Research paper accepted by Structural and Multidisciplinary Optimization

As an emerging technology in the era of Industry 4.0, digital twin is gaining unprecedented attention because of its promise to further optimize process design, quality control, health monitoring, decision and policy making, and more, by comprehensively modeling the physical world as a group of interconnected digital models. In a two-part series of papers, we examine the fundamental role of different modeling techniques, twinning enabling technologies, and uncertainty quantification and optimization methods commonly used in digital twins. This second paper presents a literature review of key enabling technologies of digital twins, with an emphasis on uncertainty quantification, optimization methods, open source datasets and tools, major findings, challenges, and future directions. Discussions focus on current methods of uncertainty quantification and optimization and how they are applied in different dimensions of a digital twin. Additionally, this paper presents a case study where a battery digital twin is constructed and tested to illustrate some of the modeling and twinning methods reviewed in this two-part review. Code and preprocessed data for generating all the results and figures presented in the case study are available on GitHub.

Research paper accepted by Reliability Engineering and Systems Safety

In this paper, we develop a generic physics-informed neural network (PINN)-based framework to assess the reliability of multi-state systems (MSSs). The proposed framework follows a two-step procedure. In the first step, we recast the reliability assessment of MSS as a machine learning problem using the framework of PINN. A feedforward neural network with two individual loss groups is constructed to encode the initial condition and the state transitions governed by ordinary differential equations in MSS, respectively. Next, we tackle the problem of high imbalance in the magnitudes of back-propagated gradients from a multi-task learning perspective and establish a continuous latent function for system reliability assessment. Particularly, we regard each element of the loss function as an individual learning task and project a task’s gradient onto the norm plane of any other task with a conflicting gradient by taking the projecting conflicting gradients (PCGrad) method. We demonstrate the applications of the proposed framework for MSS reliability assessment in a variety of scenarios, including time-independent or dependent state transitions, where system scales increase from small to medium. The computational results indicate that PINN-based framework reveals a promising performance in MSS reliability assessment and incorporation of PCGrad into PINN substantially improves the solution quality and convergence speed of the algorithm.
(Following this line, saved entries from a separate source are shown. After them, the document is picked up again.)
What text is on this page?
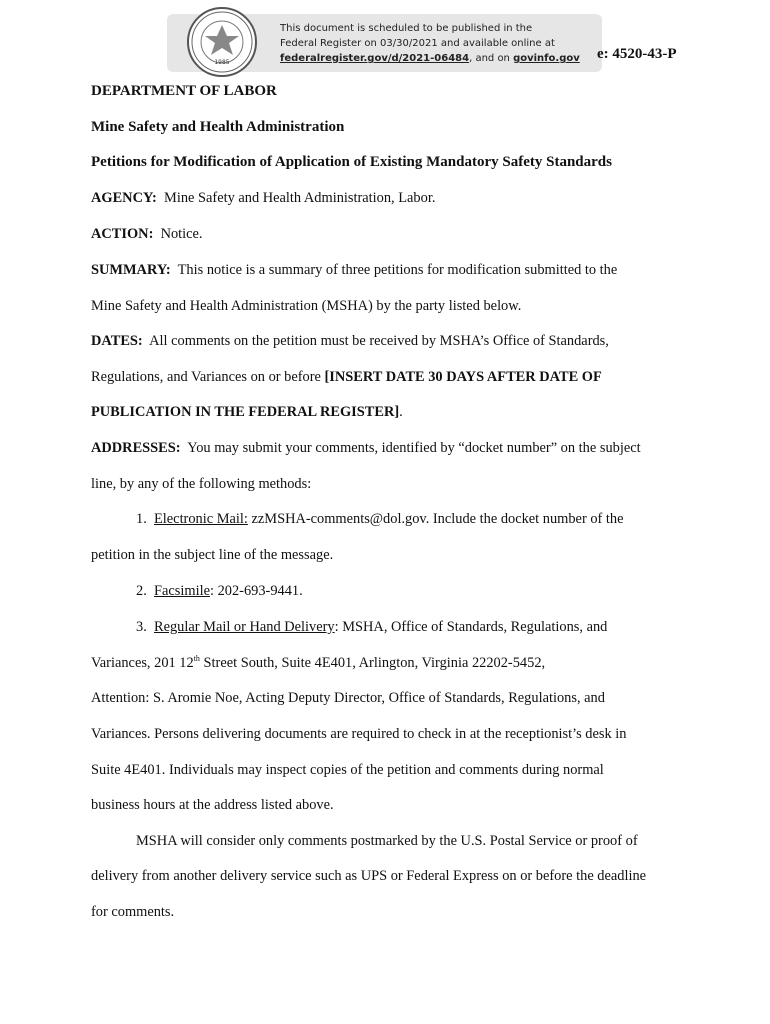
1985
This document is scheduled to be published in the
Federal Register on 03/30/2021 and available online at
federalregister.gov/d/2021-06484, and on govinfo.gov	e: 4520-43-P
DEPARTMENT OF LABOR
Mine Safety and Health Administration
Petitions for Modification of Application of Existing Mandatory Safety Standards
AGENCY: Mine Safety and Health Administration, Labor.
ACTION: Notice.
SUMMARY: This notice is a summary of three petitions for modification submitted to the
Mine Safety and Health Administration (MSHA) by the party listed below.
DATES: All comments on the petition must be received by MSHA’s Office of Standards,
Regulations, and Variances on or before [INSERT DATE 30 DAYS AFTER DATE OF
PUBLICATION IN THE FEDERAL REGISTER].
ADDRESSES: You may submit your comments, identified by “docket number” on the subject
line, by any of the following methods:
1. Electronic Mail: zzMSHA-comments@dol.gov. Include the docket number of the
petition in the subject line of the message.
2. Facsimile: 202-693-9441.
3. Regular Mail or Hand Delivery: MSHA, Office of Standards, Regulations, and
Variances, 201 12th Street South, Suite 4E401, Arlington, Virginia 22202-5452,
Attention: S. Aromie Noe, Acting Deputy Director, Office of Standards, Regulations, and
Variances. Persons delivering documents are required to check in at the receptionist’s desk in
Suite 4E401. Individuals may inspect copies of the petition and comments during normal
business hours at the address listed above.
MSHA will consider only comments postmarked by the U.S. Postal Service or proof of
delivery from another delivery service such as UPS or Federal Express on or before the deadline
for comments.
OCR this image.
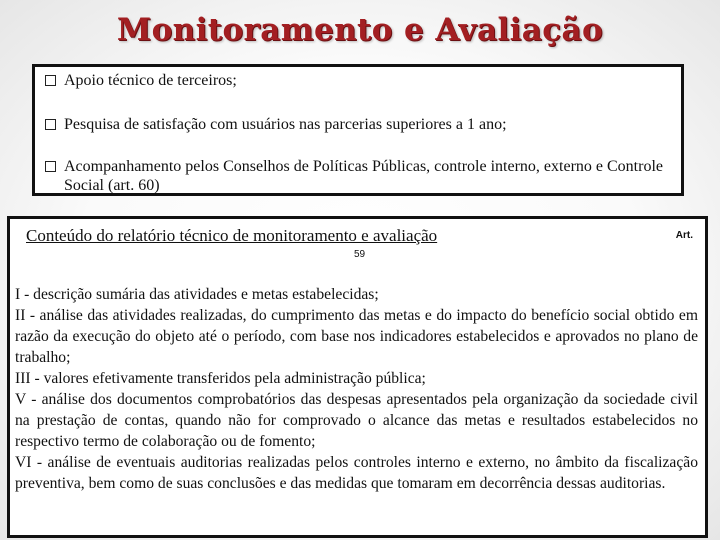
Monitoramento e Avaliação
Apoio técnico de terceiros;
Pesquisa de satisfação com usuários nas parcerias superiores a 1 ano;
Acompanhamento pelos Conselhos de Políticas Públicas, controle interno, externo e Controle Social (art. 60)
Conteúdo do relatório técnico de monitoramento e avaliação	Art.
59

I - descrição sumária das atividades e metas estabelecidas;

II - análise das atividades realizadas, do cumprimento das metas e do impacto do benefício social obtido em razão da execução do objeto até o período, com base nos indicadores estabelecidos e aprovados no plano de trabalho;

III - valores efetivamente transferidos pela administração pública;

V - análise dos documentos comprobatórios das despesas apresentados pela organização da sociedade civil na prestação de contas, quando não for comprovado o alcance das metas e resultados estabelecidos no respectivo termo de colaboração ou de fomento;

VI - análise de eventuais auditorias realizadas pelos controles interno e externo, no âmbito da fiscalização preventiva, bem como de suas conclusões e das medidas que tomaram em decorrência dessas auditorias.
Research paper accepted by Transportation Research Part C

Collisions during airport surface operations can create risk of injury to passengers, crew or airport personnel and damage to aircraft and ground equipment. A machine learning model that is able to predict the trajectories of ground objects can help to diminish the occurrences of such collision events. In this paper, we pursue this objective by building a spatial-temporal graph convolutional neural network (STG-CNN) model to predict the movement of objects/vehicles on the airport surface. The methodology adopted in this paper consists of three steps: (1) Raw data processing: leverage Apache Spark to parse a large volume of raw data in Flight Information Exchange Model (FIXM) format streamed from the Surface Movement Event Service (SMES) for the purpose of deriving historical trajectory associated with each object on the ground; (2.1) Graph-based representations of ground object movements: build graph-based representations to characterize the movements of ground objects over time, where graph edges are used capture the spatial relationships of ground objects with each other explicitly; (2.2) Trajectory forecasts of all ground objects: combine STG-CNN with Time-Extrapolator Convolution Neural Network (TXP-CNN) to forecast the future trajectories of all the ground objects as a whole; and (3) Separation distance-based safety assessment: define a probabilistic separation distance-based metric to assess the safety of airport surface movements. The performance of the developed model for trajectory prediction of ground objects is validated at two airports with varying scales: Hartsfield-Jackson Atlanta International Airport and LaGuardia airport, under two different scenarios (peak hour and off-peak hour). Two quantitative performance metrics — Average Displacement Error (ADE) and Final Displacement Error (FDE) are used to compare the prediction performance of the proposed model with an alternative method. The computational results indicate that the developed method has an ADE within the range [7.55, 9.33], and it significantly outperforms an alternative approach that combines a STG-CNN with Convolutional Long Short-Term Memory (ConvLSTM) neural network with an ADE of [15.79, 16.89] in airport surface movement prediction, thus facilitating more accurate safety assessment during airport surface operations.